Management of Opioid-Induced Myoclonus in a 75-Year-Old on Chronic Oxycodone
This patient is experiencing opioid-induced myoclonus (OIM), a recognized neurotoxic effect of chronic opioid therapy that requires immediate opioid dose reduction or rotation to a different opioid, not dose escalation.
Immediate Assessment
First, verify this is truly myoclonus and not undertreated pain. Key distinguishing features of OIM include:
- Involuntary, shock-like muscle jerks that are NOT relieved by increasing opioid doses
- Often generalized rather than localized
- May be periodic or associated with altered mental status
- Dose-related but unpredictable in onset 1, 2
Critical pitfall: Do NOT interpret muscle twitching as breakthrough pain requiring more opioids—this will worsen the neurotoxicity 2.

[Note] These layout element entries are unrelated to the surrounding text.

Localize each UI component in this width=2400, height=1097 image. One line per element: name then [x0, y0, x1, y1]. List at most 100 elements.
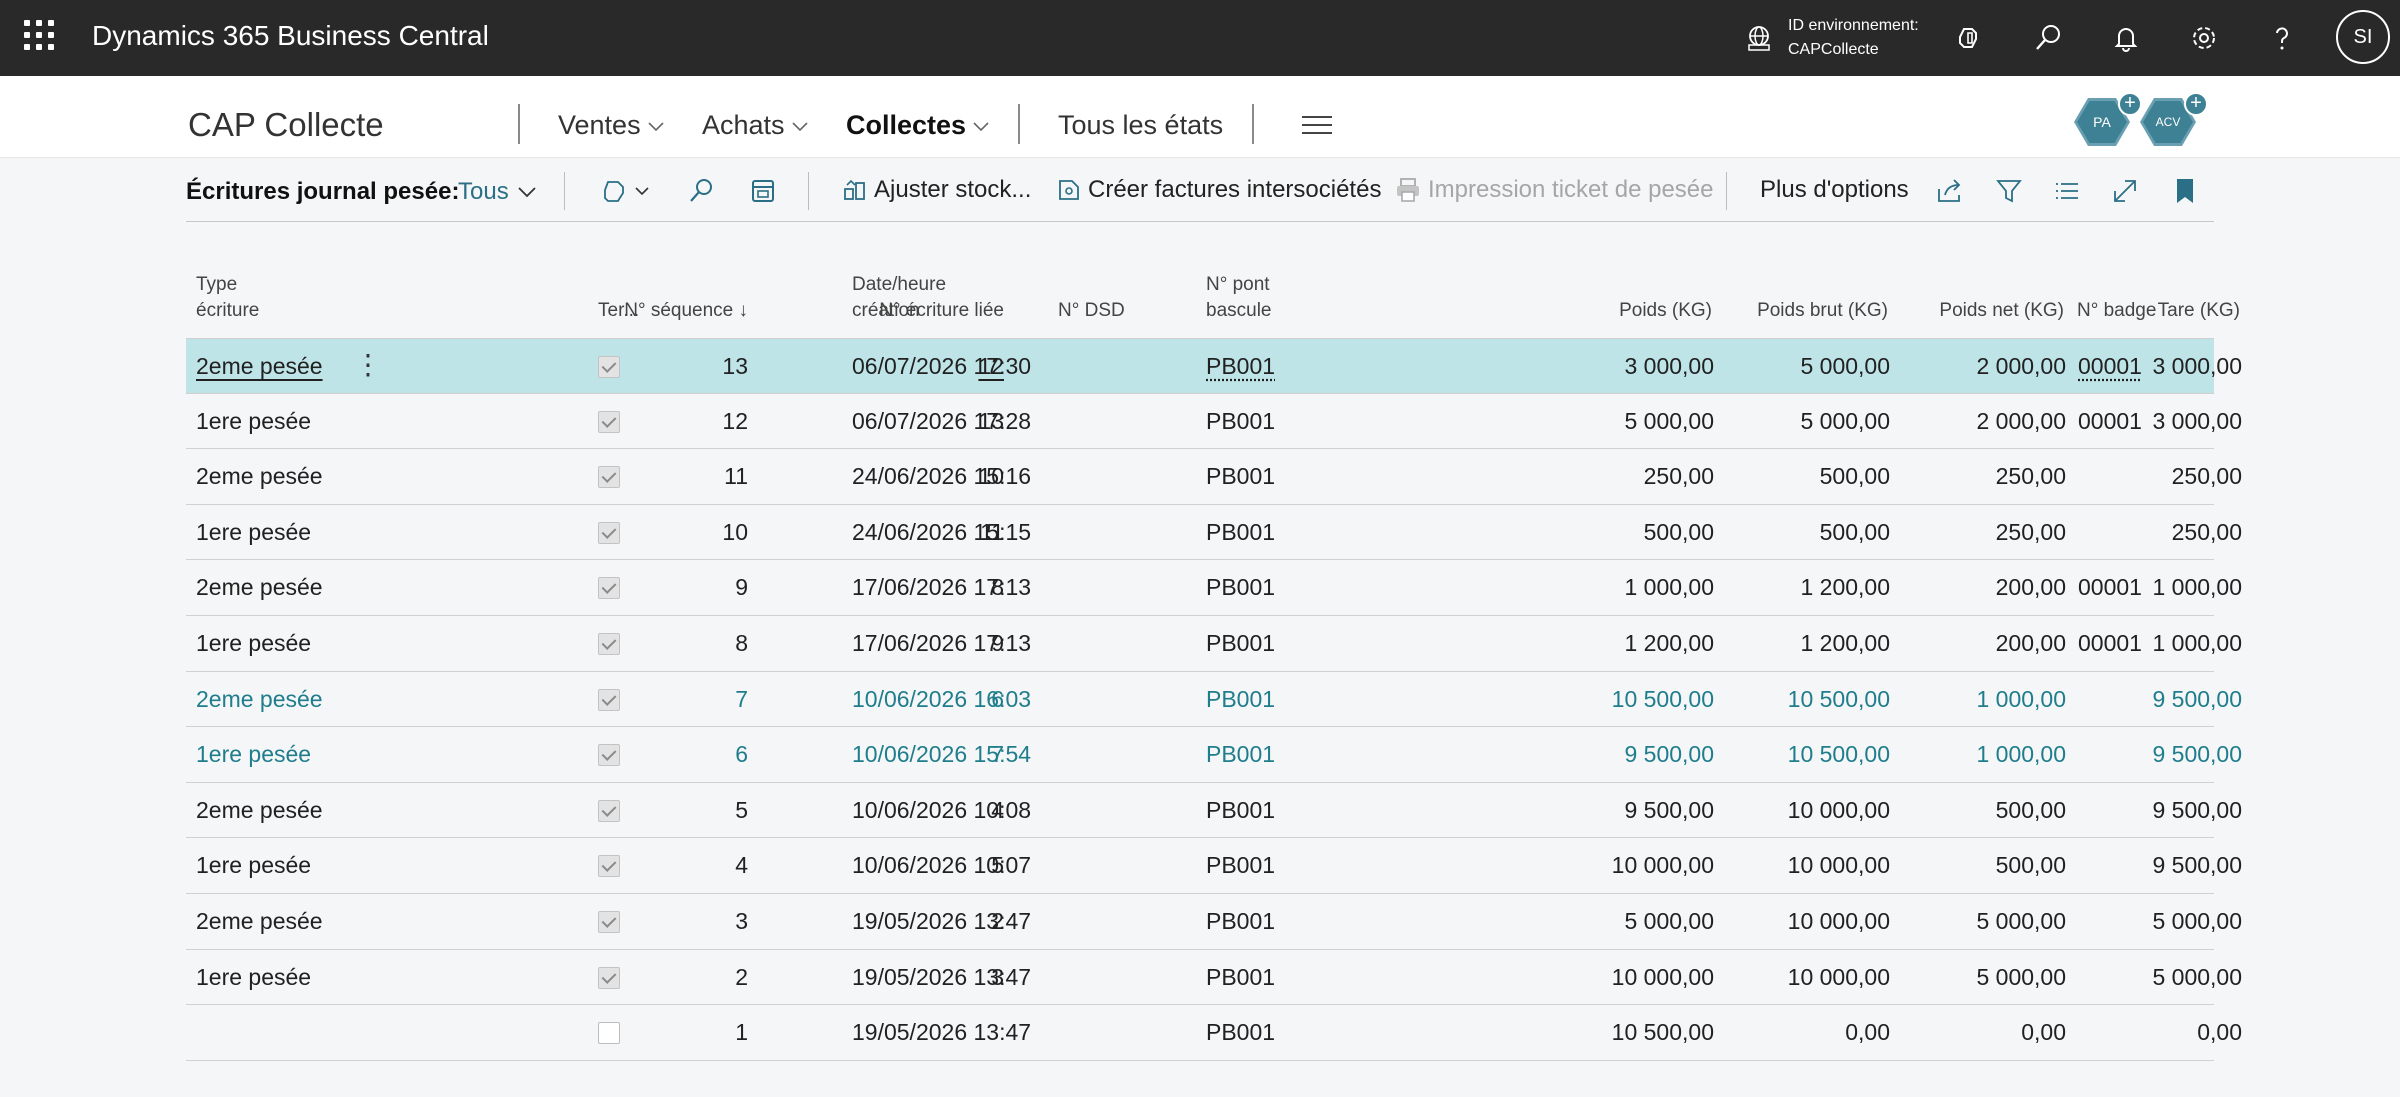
weighbridge-number-cell: PB001 — [1206, 741, 1276, 768]
view-filter-dropdown[interactable]: Tous — [458, 178, 537, 206]
adjust-stock-button[interactable]: Ajuster stock... — [842, 176, 1031, 204]
nav-item-collectes[interactable]: Collectes — [846, 110, 990, 141]
badge-number-cell[interactable]: 00001 — [2078, 339, 2142, 394]
expand-icon[interactable] — [2108, 174, 2142, 208]
entry-type-cell: 2eme pesée — [196, 685, 323, 712]
col-header-ter[interactable]: Ter... — [598, 298, 639, 324]
header-text: Date/heure — [852, 274, 947, 295]
weighbridge-number-cell[interactable]: PB001 — [1206, 339, 1275, 394]
col-header-linked-entry[interactable]: N° écriture liée — [666, 298, 1004, 324]
nav-item-label: Achats — [702, 110, 785, 140]
badge-number-cell: 00001 — [2078, 407, 2142, 434]
nav-item-ventes[interactable]: Ventes — [558, 110, 665, 141]
weighbridge-number-cell: PB001 — [1206, 963, 1276, 990]
table-body: 2eme pesée 13 12 06/07/2026 17:30 PB001 3 000… — [186, 338, 2242, 1061]
table-row[interactable]: 2eme pesée 9 8 17/06/2026 17:13 PB001 1 000,0… — [186, 560, 2242, 616]
entry-type-cell: 1ere pesée — [196, 852, 312, 879]
search-icon[interactable] — [2028, 18, 2068, 58]
printer-icon — [1397, 178, 1419, 202]
entry-type-cell: 2eme pesée — [196, 574, 323, 601]
role-badge-pa[interactable]: PA + — [2074, 92, 2142, 146]
created-datetime-cell: 24/06/2026 15:15 — [852, 518, 1032, 545]
table-row[interactable]: 1 19/05/2026 13:47 PB001 10 500,00 0,00 0,00 0… — [186, 1005, 2242, 1061]
entry-type-cell: 2eme pesée — [196, 907, 323, 934]
create-intercompany-invoices-button[interactable]: Créer factures intersociétés — [1056, 176, 1381, 204]
table-row[interactable]: 2eme pesée 5 4 10/06/2026 10:08 PB001 9 500,0… — [186, 783, 2242, 839]
entry-type-cell: 1ere pesée — [196, 407, 312, 434]
finished-checkbox — [598, 410, 620, 433]
table-row[interactable]: 2eme pesée 11 10 24/06/2026 15:16 PB001 250,0… — [186, 449, 2242, 505]
entry-type-cell: 1ere pesée — [196, 741, 312, 768]
edit-list-icon[interactable] — [746, 174, 780, 208]
table-row[interactable]: 1ere pesée 10 11 24/06/2026 15:15 PB001 500,0… — [186, 505, 2242, 561]
share-icon[interactable] — [1932, 174, 1966, 208]
adjust-stock-label: Ajuster stock... — [874, 176, 1032, 203]
print-ticket-label: Impression ticket de pesée — [1428, 176, 1714, 203]
col-header-type[interactable]: Type écriture — [196, 272, 259, 324]
tare-kg-cell: 9 500,00 — [2152, 796, 2242, 823]
role-badge-acv[interactable]: ACV + — [2140, 92, 2208, 146]
search-icon[interactable] — [684, 174, 718, 208]
created-datetime-cell: 19/05/2026 13:47 — [852, 1019, 1032, 1046]
table-row[interactable]: 1ere pesée 6 7 10/06/2026 15:54 PB001 9 500,0… — [186, 727, 2242, 783]
finished-checkbox — [598, 466, 620, 489]
col-header-dsd[interactable]: N° DSD — [1058, 298, 1125, 324]
header-text: Tare (KG) — [2157, 300, 2240, 321]
badge-number-cell: 00001 — [2078, 574, 2142, 601]
list-view-icon[interactable] — [2050, 174, 2084, 208]
copilot-actions-icon[interactable] — [600, 174, 660, 208]
toolbar-divider — [564, 172, 565, 210]
table-row[interactable]: 1ere pesée 2 3 19/05/2026 13:47 PB001 10 000,… — [186, 950, 2242, 1006]
plus-icon: + — [2118, 92, 2142, 116]
table-row[interactable]: 1ere pesée 4 5 10/06/2026 10:07 PB001 10 000,… — [186, 838, 2242, 894]
environment-value: CAPCollecte — [1788, 41, 1879, 58]
app-launcher-icon[interactable] — [24, 20, 54, 50]
header-text: création — [852, 300, 920, 321]
table-row[interactable]: 1ere pesée 8 9 17/06/2026 17:13 PB001 1 200,0… — [186, 616, 2242, 672]
copilot-icon[interactable] — [1950, 18, 1990, 58]
col-header-tare[interactable]: Tare (KG) — [1906, 298, 2240, 324]
created-datetime-cell: 19/05/2026 13:47 — [852, 907, 1032, 934]
tare-kg-cell: 5 000,00 — [2152, 963, 2242, 990]
tare-kg-cell: 1 000,00 — [2152, 574, 2242, 601]
bell-icon[interactable] — [2106, 18, 2146, 58]
print-weighing-ticket-button[interactable]: Impression ticket de pesée — [1394, 176, 1713, 204]
created-datetime-cell: 10/06/2026 16:03 — [852, 685, 1032, 712]
table-row[interactable]: 2eme pesée 13 12 06/07/2026 17:30 PB001 3 000… — [186, 338, 2242, 394]
help-icon[interactable] — [2262, 18, 2302, 58]
created-datetime-cell: 10/06/2026 15:54 — [852, 741, 1032, 768]
table-row[interactable]: 1ere pesée 12 13 06/07/2026 17:28 PB001 5 000… — [186, 394, 2242, 450]
col-header-badge[interactable]: N° badge — [2077, 298, 2156, 324]
entry-type-cell: 1ere pesée — [196, 518, 312, 545]
tare-kg-cell: 5 000,00 — [2152, 907, 2242, 934]
nav-item-tous-les-etats[interactable]: Tous les états — [1058, 110, 1223, 141]
entry-type-cell[interactable]: 2eme pesée — [196, 339, 323, 394]
weighbridge-number-cell: PB001 — [1206, 852, 1276, 879]
table-row[interactable]: 2eme pesée 7 6 10/06/2026 16:03 PB001 10 500,… — [186, 672, 2242, 728]
col-header-date[interactable]: Date/heure création — [852, 272, 946, 324]
more-options-button[interactable]: Plus d'options — [1760, 176, 1909, 204]
finished-checkbox — [598, 632, 620, 655]
company-name[interactable]: CAP Collecte — [188, 106, 384, 144]
chevron-down-icon — [648, 121, 664, 131]
app-title[interactable]: Dynamics 365 Business Central — [92, 20, 489, 52]
finished-checkbox — [598, 799, 620, 822]
weighbridge-number-cell: PB001 — [1206, 518, 1276, 545]
tare-kg-cell: 3 000,00 — [2152, 407, 2242, 434]
hamburger-menu-icon[interactable] — [1302, 116, 1332, 140]
chevron-down-icon — [791, 121, 808, 131]
environment-info[interactable]: ID environnement: CAPCollecte — [1744, 14, 1919, 62]
gear-icon[interactable] — [2184, 18, 2224, 58]
table-row[interactable]: 2eme pesée 3 2 19/05/2026 13:47 PB001 5 000,0… — [186, 894, 2242, 950]
header-text: N° badge — [2077, 300, 2157, 321]
entry-type-cell: 1ere pesée — [196, 629, 312, 656]
nav-item-label: Ventes — [558, 110, 641, 140]
col-header-pont[interactable]: N° pont bascule — [1206, 272, 1272, 324]
nav-item-achats[interactable]: Achats — [702, 110, 809, 141]
bookmark-icon[interactable] — [2168, 174, 2202, 208]
badge-number-cell: 00001 — [2078, 629, 2142, 656]
user-avatar[interactable]: SI — [2336, 10, 2390, 64]
filter-icon[interactable] — [1992, 174, 2026, 208]
row-actions-kebab-icon[interactable]: ⋮ — [354, 339, 382, 394]
weighbridge-number-cell: PB001 — [1206, 629, 1276, 656]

Evaluate Contributing Factors
Check for conditions that increase OIM risk:
- Renal function: Oxycodone and its metabolites accumulate with renal impairment 3, 1
- Hydration status: Dehydration concentrates neurotoxic metabolites 1
- Concomitant medications: Benzodiazepines, antipsychotics, neuroleptics, or antidepressants potentiate risk 4, 5
- High cumulative opioid dose: 30 mg oxycodone after years of use suggests tolerance and likely dose escalation 1
The FDA label specifically warns that elderly patients (≥65 years) have increased sensitivity to oxycodone and require careful dose titration 3.
Management Algorithm
Step 1: Reduce or Rotate the Opioid
Primary intervention: Either reduce the oxycodone dose by 25-50% OR rotate to a different opioid entirely 3, 1. Opioid rotation is often more effective because:
- Different opioids have distinct metabolite profiles
- Neurotoxic metabolite accumulation is drug-specific
- Patients may tolerate alternative opioids without myoclonus 1
Step 2: Add Symptomatic Treatment
While adjusting opioids, initiate clonazepam (or another benzodiazepine) to suppress myoclonus 2, 6. This allows pain control maintenance while managing the adverse effect.
Important caveat: The 2020 ACEP guidelines strongly recommend against co-prescribing opioids with benzodiazepines due to respiratory depression risk 7. However, this applies to routine outpatient prescribing for pain management, not acute management of opioid neurotoxicity in a monitored ED setting. Use benzodiazepines cautiously with close monitoring.
Alternative: Dantrolene may be used if benzodiazepines are contraindicated 1.
Step 3: Address Reversible Factors
- Correct dehydration with IV fluids
- Review and discontinue any dopamine antagonists (antipsychotics, antiemetics like metoclopramide) 4
- Optimize renal function if impaired
What NOT to Do
Do not increase the oxycodone dose—this is the most critical error. A case report describes escalation from 22 mg/h to 717 mg/h morphine over 7 days in response to presumed "breakthrough pain," with no improvement in muscle hyperactivity because it was actually opioid toxicity 2.
Do not discharge on the same opioid regimen without dose adjustment or rotation 1.
Disposition and Follow-Up
- Observe in ED until myoclonus improves after intervention
- If rotating opioids, start at 50% equianalgesic dose of the new opioid to account for incomplete cross-tolerance 3
- Arrange close outpatient follow-up (within 48-72 hours) to reassess pain control and myoclonus
- Consider referral to pain management or palliative care for chronic opioid optimization
Evidence Strength
The mechanism of OIM involves accumulation of neuroexcitatory opioid metabolites, particularly in renal impairment, with Level II evidence supporting this phenomenon 1, 6. Multiple case series demonstrate resolution with dose reduction or opioid rotation 1, 2, 4. The FDA label for oxycodone emphasizes increased sensitivity in elderly patients and the need for careful titration 3.